Stihl, I got started like alot of us, cutting with my dad. I spent some time in California and when I was out there the lady I was renting a house from wanted a Avacado tree down and asked if I could do it. All I had was a pruning hand saw. I told her I could get it down to the main trunk and I did. So started my climbing work. Over the years I worked for freinds and family and on my own stuff but never full time. Two years ago my dad had a 70' red oak next to his house and garage my buddy and I said we would remove it for him. So with a rented lift some rope and a old harness we took it down. I had so much fun I decided I wanted to do more. We have 38 Acres of hard wood that belongs to my dad behind my house that has afforded me the opportunity to build skills slow and steady and not reck anything or kill myself. This last October I was gettuing laid off for a month so I went out bought all new gear got insurance and went door knocking and passing out business cards. Building my biz slowly and have been picking up alot work as of late. Back to work full time building and developing robotic systems and cut week nights and weekends.

Mickey 


____________________________________________________________


Confidence is the feeling you have before you fully understanding the situation


----------



## Tree Pig (May 21, 2009)

mic687 said:


> Stihl, I got started like alot of us, cutting with my dad. I spent some time in California and when I was out there the lady I was renting a house from wanted a Avacado tree down and asked if I could do it. All I had was a pruning hand saw. I told her I could get it down to the main trunk and I did. So started my climbing work. Over the years I worked for freinds and family and on my own stuff but never full time.
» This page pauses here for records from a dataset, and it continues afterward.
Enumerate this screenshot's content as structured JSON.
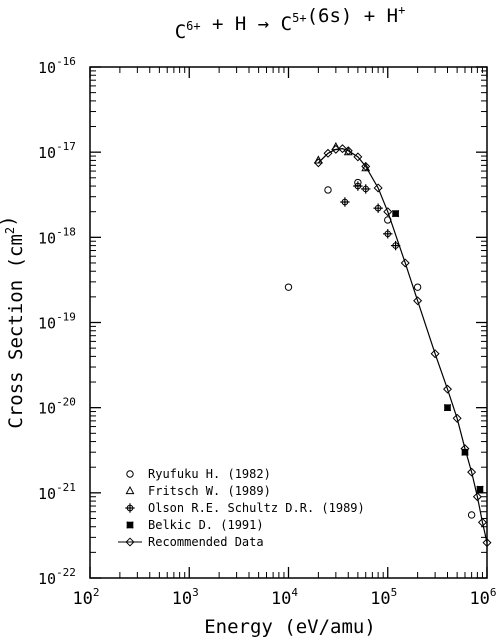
{
  "chart_data": {
    "type": "scatter",
    "title": {
      "parts": [
        {
          "t": "C",
          "sup": false
        },
        {
          "t": "6+",
          "sup": true
        },
        {
          "t": " + H → C",
          "sup": false
        },
        {
          "t": "5+",
          "sup": true
        },
        {
          "t": "(6s) + H",
          "sup": false
        },
        {
          "t": "+",
          "sup": true
        }
      ]
    },
    "xlabel": "Energy (eV/amu)",
    "ylabel": {
      "parts": [
        {
          "t": "Cross Section (cm",
          "sup": false
        },
        {
          "t": "2",
          "sup": true
        },
        {
          "t": ")",
          "sup": false
        }
      ]
    },
    "xscale": "log",
    "yscale": "log",
    "xlim": [
      100,
      1000000
    ],
    "ylim": [
      1e-22,
      1e-16
    ],
    "x_ticks": [
      {
        "value": 100,
        "base": "10",
        "exp": "2"
      },
      {
        "value": 1000,
        "base": "10",
        "exp": "3"
      },
      {
        "value": 10000,
        "base": "10",
        "exp": "4"
      },
      {
        "value": 100000,
        "base": "10",
        "exp": "5"
      },
      {
        "value": 1000000,
        "base": "10",
        "exp": "6"
      }
    ],
    "y_ticks": [
      {
        "value": 1e-22,
        "base": "10",
        "exp": "-22"
      },
      {
        "value": 1e-21,
        "base": "10",
        "exp": "-21"
      },
      {
        "value": 1e-20,
        "base": "10",
        "exp": "-20"
      },
      {
        "value": 1e-19,
        "base": "10",
        "exp": "-19"
      },
      {
        "value": 1e-18,
        "base": "10",
        "exp": "-18"
      },
      {
        "value": 1e-17,
        "base": "10",
        "exp": "-17"
      },
      {
        "value": 1e-16,
        "base": "10",
        "exp": "-16"
      }
    ],
    "grid": false,
    "legend_position": "bottom-left",
    "series": [
      {
        "name": "Ryufuku H. (1982)",
        "marker": "circle",
        "points": [
          [
            10000,
            2.6e-19
          ],
          [
            25000,
            3.6e-18
          ],
          [
            50000,
            4.4e-18
          ],
          [
            100000,
            1.6e-18
          ],
          [
            200000,
            2.6e-19
          ],
          [
            700000,
            5.5e-22
          ]
        ]
      },
      {
        "name": "Fritsch W. (1989)",
        "marker": "triangle",
        "points": [
          [
            20000,
            8e-18
          ],
          [
            30000,
            1.15e-17
          ],
          [
            40000,
            1e-17
          ],
          [
            60000,
            6.5e-18
          ]
        ]
      },
      {
        "name": "Olson R.E. Schultz D.R. (1989)",
        "marker": "circle-plus",
        "points": [
          [
            37000,
            2.6e-18
          ],
          [
            50000,
            4e-18
          ],
          [
            60000,
            3.7e-18
          ],
          [
            80000,
            2.2e-18
          ],
          [
            100000,
            1.1e-18
          ],
          [
            120000,
            8e-19
          ]
        ]
      },
      {
        "name": "Belkic D. (1991)",
        "marker": "x-square",
        "points": [
          [
            120000,
            1.9e-18
          ],
          [
            400000,
            1e-20
          ],
          [
            600000,
            3e-21
          ],
          [
            850000,
            1.1e-21
          ]
        ]
      },
      {
        "name": "Recommended Data",
        "marker": "diamond",
        "line": true,
        "points": [
          [
            20000,
            7.5e-18
          ],
          [
            25000,
            9.7e-18
          ],
          [
            30000,
            1.08e-17
          ],
          [
            35000,
            1.1e-17
          ],
          [
            40000,
            1.04e-17
          ],
          [
            50000,
            8.8e-18
          ],
          [
            60000,
            6.8e-18
          ],
          [
            80000,
            3.8e-18
          ],
          [
            100000,
            2e-18
          ],
          [
            150000,
            5e-19
          ],
          [
            200000,
            1.8e-19
          ],
          [
            300000,
            4.3e-20
          ],
          [
            400000,
            1.65e-20
          ],
          [
            500000,
            7.5e-21
          ],
          [
            600000,
            3.3e-21
          ],
          [
            700000,
            1.75e-21
          ],
          [
            800000,
            9e-22
          ],
          [
            900000,
            4.5e-22
          ],
          [
            1000000,
            2.6e-22
          ]
        ]
      }
    ]
  }
}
Two years ago my dad had a 70' red oak next to his house and garage my buddy and I said we would remove it for him. So with a rented lift some rope and a old harness we took it down. I had so much fun I decided I wanted to do more. We have 38 Acres of hard wood that belongs to my dad behind my house that has afforded me the opportunity to build skills slow and steady and not reck anything or kill myself. This last October I was gettuing laid off for a month so I went out bought all new gear got insurance and went door knocking and passing out business cards. Building my biz slowly and have been picking up alot work as of late. Back to work full time building and developing robotic systems and cut week nights and weekends.
> 
> Mickey
> 
> ...




Thats awesome man, sometimes doing the work you love is more rewarding then doing the work that pays the best. I myself also do this on the side from my job that pays the bills. I work nights so it gives me the days free to do this stuff. I make a very good living at what I do and don't need the money I get from trees but I just love doing tree work. My wife gets a little ticked about the tree work ("its so dangerous"). My main job is just as dangerous so with this going too she worries twice as much, but I am addicted and not ready to stop doing it. YET...

Keep up the good work.


----------



## conlan (Jun 2, 2009)

*How much did you charge?*

Just curious what you charged to remove the tree. Did your price include removal of all the wood and if not, how much extra would you have charged him to remove all the wood?


----------



## mic687 (Jun 2, 2009)

Left all the wood and brush on site for the home owner. I would not touch that tree for under 2300.00 again. If they don't want to pay that price I don't want the job and 2300.00 may even be a little low. That tree with all the crap around it was a pia. My theory is if the job is going to be very hard make it worth doing. I know two other guys bid the job one at 1200.00 and one at 1600.00 and neither guy showed up to do the job.


----------



## extremewoodwork (Jun 2, 2009)

*zipline*

Trees like this I get permission from neighbors to set the recieving end of a zipline. Blocking the wood still sucks but the brush comes down faster. It is also safer than risking a hit to an energized powerline. Wood does conduct electricity.


----------



## ropensaddle (Jun 2, 2009)

mic687 said:


> My groundie and I did this 95' Cottonwood with a 35"dbh. Power lines on three sides a shed and apple tree on the fourth side. Landing zone of 20' by
> 20' lowered almost all pieces with a homemade capstan strapped to the base. Saws used ms192, ms270,ms650 with a 32" bar. This was a very tough tree there was so much stuff to get snaged on or caught in. No access for a crane or bucket truck so I climbed it and it came down a piece at a time. Guy planted this tree 45 years ago and said he has regretted it for the last 25. Two other guys bid it and did not show and I think I know why.
> 
> 
> ...



Good work ppe nice I hate cottonwood can smell that suka from here lol. I think I would have had the take down the service and dropped that bugger!


----------



## treemandan (Jun 2, 2009)

extremewoodwork said:


> Trees like this I get permission from neighbors to set the recieving end of a zipline. Blocking the wood still sucks but the brush comes down faster. It is also safer than risking a hit to an energized powerline. Wood does conduct electricity.



That's cute, " permission". They are lucky the dog didn't get drugged.


----------



## treemandan (Jun 2, 2009)

mic687 said:


> Left all the wood and brush on site for the home owner. I would not touch that tree for under 2300.00 again. If they don't want to pay that price I don't want the job and 2300.00 may even be a little low. That tree with all the crap around it was a pia. My theory is if the job is going to be very hard make it worth doing. I know two other guys bid the job one at 1200.00 and one at 1600.00 and neither guy showed up to do the job.



DITTOMOFO


I might have missed it in the post and its hard to tell but what was the exact proximity to the wires?


----------



## mic687 (Jun 3, 2009)

Dan I can post a pic later but there were wires on 3 sides. North side service drop touching the main trunk, south side 15' to 20' from main trunk, and west side 20' from main trunk and those were the main feeders for the whole neighborhood. The tree actualy hung over all 3 sets of lines. We were able to speed line some but were limited due to a Hickory tree blocking our path. The neighbor lady let us lower what we could in to her yard.


----------



## mic687 (Jun 3, 2009)

treemandan said:


> DITTOMOFO
> 
> 
> I might have missed it in the post and its hard to tell but what was the exact proximity to the wires?



Pretty close


----------



## Rickytree (Jun 3, 2009)

I call the stink "Poplar Piss", It always reminds me a girl I use to know!!


----------